4) A rebelião é comandada apenas pelo bloco do chamado centrão, formado por partidos de centro e de direita? Não. O movimento contra a votação da MP tem apoio sim de líderes do centrão, mas também inclui integrantes de partidos próximos a Lula, como a Solidariedade. A temperatura política, no entanto, indica que Lula e articuladores do Planalto precisarão de forte reação para evitar a maior derrota do governo até agora.
5) Os entraves para a votação da MP estão ligadas apenas à relação entre Lula e o Congresso? Não. Por trás dos entraves também há uma disputa entre o presidente da Câmara, Arthur Lira, e o senador Renan Calheiros (MDB) que deve se manter independentemente do desfecho da MP, na avaliação de governistas e membros do Palácio do Planalto.
Além da insatisfação de parlamentares, integrantes do governo dizem que Lira mandou recados pedindo ao Palácio do Planalto a demissão do ministro Renan Filho (Transportes).

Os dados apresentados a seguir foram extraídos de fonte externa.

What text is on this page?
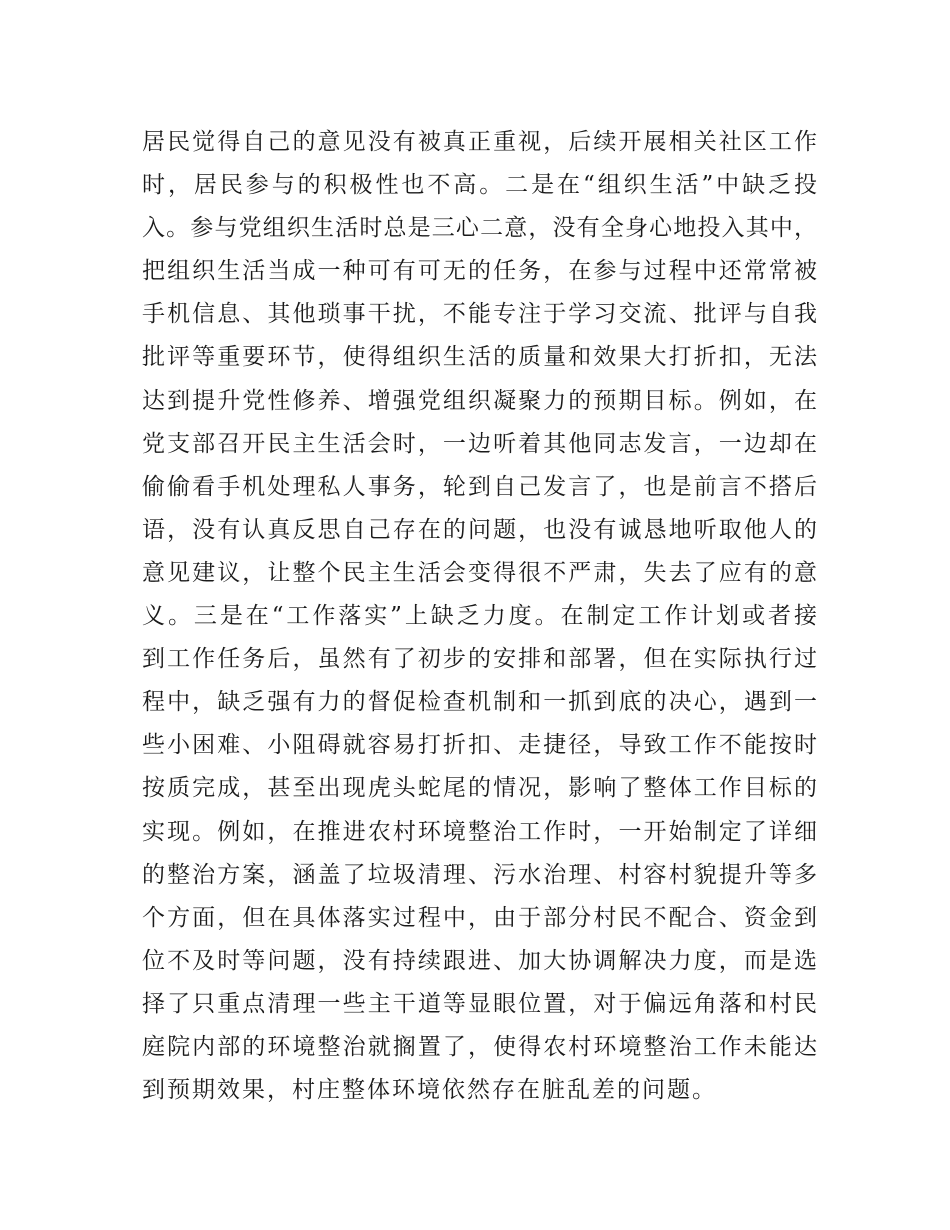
居民觉得自己的意见没有被真正重视，后续开展相关社区工作
时，居民参与的积极性也不高。二是在“组织生活”中缺乏投
入。参与党组织生活时总是三心二意，没有全身心地投入其中，
把组织生活当成一种可有可无的任务，在参与过程中还常常被
手机信息、其他琐事干扰，不能专注于学习交流、批评与自我
批评等重要环节，使得组织生活的质量和效果大打折扣，无法
达到提升党性修养、增强党组织凝聚力的预期目标。例如，在
党支部召开民主生活会时，一边听着其他同志发言，一边却在
偷偷看手机处理私人事务，轮到自己发言了，也是前言不搭后
语，没有认真反思自己存在的问题，也没有诚恳地听取他人的
意见建议，让整个民主生活会变得很不严肃，失去了应有的意
义。三是在“工作落实”上缺乏力度。在制定工作计划或者接
到工作任务后，虽然有了初步的安排和部署，但在实际执行过
程中，缺乏强有力的督促检查机制和一抓到底的决心，遇到一
些小困难、小阻碍就容易打折扣、走捷径，导致工作不能按时
按质完成，甚至出现虎头蛇尾的情况，影响了整体工作目标的
实现。例如，在推进农村环境整治工作时，一开始制定了详细
的整治方案，涵盖了垃圾清理、污水治理、村容村貌提升等多
个方面，但在具体落实过程中，由于部分村民不配合、资金到
位不及时等问题，没有持续跟进、加大协调解决力度，而是选
择了只重点清理一些主干道等显眼位置，对于偏远角落和村民
庭院内部的环境整治就搁置了，使得农村环境整治工作未能达
到预期效果，村庄整体环境依然存在脏乱差的问题。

O presidente da Câmara se irritou com publicações nas redes sociais de Renan, pai do ministro e aliado de Lula.
No Twitter, o senador chamou Lira de caloteiro, o acusou de desviar dinheiro público e também de ter batido na ex-mulher Julyenne Lins.
O presidente da Câmara mandou recado ao Planalto de que considerava inadmissíveis as declarações do senador da base de Lula e que o governo estava sendo leniente ao manter o filho dele, Renan Filho, à frente do Ministério dos Transportes.
Aliados de Renan, porém, dizem que o governo faz uma avaliação equivocada sobre a influência de uma disputa local, em Alagoas, na política nacional. Uma parte de líderes governistas também minimiza o efeito do embate entre o presidente da Câmara e o senador.
À noite, Lira foi às redes sociais negar que tenha “pedido a cabeça” do ministro. “É falsa e descabida a informação que pedi ‘a cabeça de ministro’, e muito menos em troca de aprovação de qualquer proposta do governo. Tenho agido sempre com respeito aos Poderes”, escreveu.